Cell senescence, the seizing of the cell cycle, is ultimately a molecular process, but the molecular details have proved elusive. Yet if these details could be revealed, they might open new approaches to the treatment of cancer. Interrupting the cell cycle not would not only slow the proliferation of healthy cells, but also the growth of tumors.

One molecular event underlying cell senescence has emerged from a study of the chromatin environment, which can undergo changes that render it more or less hospitable to cell division. According to this study, changes to the structure of the protein histone H3.3 may play a key role in silencing genes that regulate cancer cell growth.

This study appeared November 14 in Nature Communications, in an article entitled, “Histone H3.3 and its proteolytically processed form drive a cellular senescence programme.”

The article describes how researchers from the Icahn School of Medicine at Mount Sinai used models of oncogene-induced and replicative senescence to investigate novel histone H3 tail cleavage events mediated by the protease Cathepsin L. The researchers, led by Emily Bernstein, Ph.D., found that cleaved forms of H3 are nucleosomal and that the histone variant H3.3 is the preferred cleaved form of H3.

The researchers also found that histone variant H3.3, a protein that works closely with chromatin to package and regulate genetic material within cells, and in particular its clipped form, help to silence target genes that regulate the cell cycle.

“Ectopic expression of H3.3 and its cleavage product (H3.3cs1), which lacks the first 21 amino acids of the H3 tail, is sufficient to induce senescence,” wrote the authors of the Nature Communications article. “Further, H3.3cs1 chromatin incorporation is mediated by the HUCA histone chaperone complex.”

“Genome-wide transcriptional profiling revealed that H3.3cs1 facilitates transcriptional silencing of cell cycle regulators including RB/E2F target genes,” the authors added, “likely via the permanent removal of H3K4me3.”

Ultimately, the researchers found that histone H3.3 and its proteolytically processed forms may serve to regulate cellular senescence, silencing genes that regulate cell division and duplication.

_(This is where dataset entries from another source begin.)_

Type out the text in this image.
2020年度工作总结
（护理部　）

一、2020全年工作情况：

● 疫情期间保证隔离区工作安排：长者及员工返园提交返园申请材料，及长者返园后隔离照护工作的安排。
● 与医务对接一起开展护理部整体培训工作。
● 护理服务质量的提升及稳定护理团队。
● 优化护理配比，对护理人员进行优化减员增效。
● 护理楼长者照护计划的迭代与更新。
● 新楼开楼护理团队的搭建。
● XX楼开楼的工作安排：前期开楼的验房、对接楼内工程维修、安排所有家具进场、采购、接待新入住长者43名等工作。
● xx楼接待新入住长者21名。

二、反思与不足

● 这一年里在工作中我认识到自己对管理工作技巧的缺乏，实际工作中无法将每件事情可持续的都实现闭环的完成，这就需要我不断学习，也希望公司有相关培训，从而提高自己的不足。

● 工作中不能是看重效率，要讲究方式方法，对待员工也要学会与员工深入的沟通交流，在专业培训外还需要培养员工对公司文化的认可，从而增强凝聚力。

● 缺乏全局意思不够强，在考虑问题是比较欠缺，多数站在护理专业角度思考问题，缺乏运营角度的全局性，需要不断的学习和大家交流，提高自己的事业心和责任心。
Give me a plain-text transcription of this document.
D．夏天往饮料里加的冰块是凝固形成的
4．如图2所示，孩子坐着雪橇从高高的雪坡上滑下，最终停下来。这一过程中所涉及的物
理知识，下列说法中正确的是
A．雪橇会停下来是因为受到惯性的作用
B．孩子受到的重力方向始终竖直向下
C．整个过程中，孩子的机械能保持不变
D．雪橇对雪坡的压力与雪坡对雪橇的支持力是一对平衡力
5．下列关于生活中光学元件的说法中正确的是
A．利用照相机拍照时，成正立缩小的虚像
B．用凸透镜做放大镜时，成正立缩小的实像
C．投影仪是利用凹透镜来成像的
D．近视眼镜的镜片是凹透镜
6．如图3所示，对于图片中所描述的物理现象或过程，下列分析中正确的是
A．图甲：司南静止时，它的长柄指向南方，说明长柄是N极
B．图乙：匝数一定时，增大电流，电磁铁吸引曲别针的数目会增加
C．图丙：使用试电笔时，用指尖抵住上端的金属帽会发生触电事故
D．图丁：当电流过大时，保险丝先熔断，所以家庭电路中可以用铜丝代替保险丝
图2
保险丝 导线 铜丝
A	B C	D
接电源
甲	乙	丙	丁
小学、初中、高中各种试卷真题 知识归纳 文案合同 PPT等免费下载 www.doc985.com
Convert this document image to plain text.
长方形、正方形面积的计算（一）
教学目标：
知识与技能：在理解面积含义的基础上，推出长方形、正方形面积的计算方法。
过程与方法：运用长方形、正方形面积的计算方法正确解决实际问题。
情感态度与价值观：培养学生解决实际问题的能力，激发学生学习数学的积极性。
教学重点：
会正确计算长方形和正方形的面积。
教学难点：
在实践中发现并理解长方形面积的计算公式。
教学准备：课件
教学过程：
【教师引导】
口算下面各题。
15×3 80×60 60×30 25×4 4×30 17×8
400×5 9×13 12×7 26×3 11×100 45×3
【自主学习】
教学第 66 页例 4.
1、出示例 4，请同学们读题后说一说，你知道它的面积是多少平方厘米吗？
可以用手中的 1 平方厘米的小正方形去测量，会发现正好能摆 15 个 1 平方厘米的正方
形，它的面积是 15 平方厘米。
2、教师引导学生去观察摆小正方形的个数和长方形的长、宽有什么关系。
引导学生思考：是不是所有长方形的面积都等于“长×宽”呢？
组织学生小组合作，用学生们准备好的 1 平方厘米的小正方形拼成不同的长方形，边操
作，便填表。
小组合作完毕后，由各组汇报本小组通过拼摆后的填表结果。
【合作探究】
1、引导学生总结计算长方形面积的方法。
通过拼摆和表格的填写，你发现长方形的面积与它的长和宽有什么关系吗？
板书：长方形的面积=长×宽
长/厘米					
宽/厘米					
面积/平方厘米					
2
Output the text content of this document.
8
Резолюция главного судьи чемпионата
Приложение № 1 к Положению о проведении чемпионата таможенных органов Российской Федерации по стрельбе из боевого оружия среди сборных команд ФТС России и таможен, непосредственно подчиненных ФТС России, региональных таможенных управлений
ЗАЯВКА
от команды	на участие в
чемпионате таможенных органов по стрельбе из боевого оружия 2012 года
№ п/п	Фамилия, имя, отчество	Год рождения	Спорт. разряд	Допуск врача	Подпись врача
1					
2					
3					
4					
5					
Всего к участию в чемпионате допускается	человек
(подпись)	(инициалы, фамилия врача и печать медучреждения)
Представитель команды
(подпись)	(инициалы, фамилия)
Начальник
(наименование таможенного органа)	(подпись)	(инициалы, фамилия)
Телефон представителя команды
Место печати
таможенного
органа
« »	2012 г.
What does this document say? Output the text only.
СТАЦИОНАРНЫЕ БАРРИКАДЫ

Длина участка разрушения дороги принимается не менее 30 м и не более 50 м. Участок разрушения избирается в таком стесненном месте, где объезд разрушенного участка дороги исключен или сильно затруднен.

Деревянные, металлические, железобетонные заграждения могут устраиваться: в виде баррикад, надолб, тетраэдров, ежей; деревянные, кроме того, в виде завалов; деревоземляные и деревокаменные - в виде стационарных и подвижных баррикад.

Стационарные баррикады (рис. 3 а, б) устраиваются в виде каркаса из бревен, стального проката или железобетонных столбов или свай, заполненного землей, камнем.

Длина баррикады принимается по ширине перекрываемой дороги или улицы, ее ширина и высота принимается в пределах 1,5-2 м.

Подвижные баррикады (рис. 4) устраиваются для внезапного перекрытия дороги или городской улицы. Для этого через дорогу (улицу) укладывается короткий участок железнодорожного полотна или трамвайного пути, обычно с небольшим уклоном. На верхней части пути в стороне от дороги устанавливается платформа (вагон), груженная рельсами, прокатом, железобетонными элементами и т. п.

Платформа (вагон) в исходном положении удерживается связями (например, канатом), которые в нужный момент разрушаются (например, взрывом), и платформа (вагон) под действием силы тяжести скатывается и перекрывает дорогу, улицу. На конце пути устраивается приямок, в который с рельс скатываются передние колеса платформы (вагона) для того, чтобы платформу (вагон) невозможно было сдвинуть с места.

“Cellular senescence creates a chromatin environment that represses cell multiplication, and thus cell or tumor growth, but how this happens molecularly is what we sought to discover,” said Dr. Bernstein. “What we found was that histone H3.3 and its clipped form, which lacks 21 amino acids of the histone tail and associated modifications, prevents normal cells from dividing. Clipped H3.3 may be a marker of cells that stop proliferating and has implications for cancer, in particular cancers like melanoma that have a senescence phase.”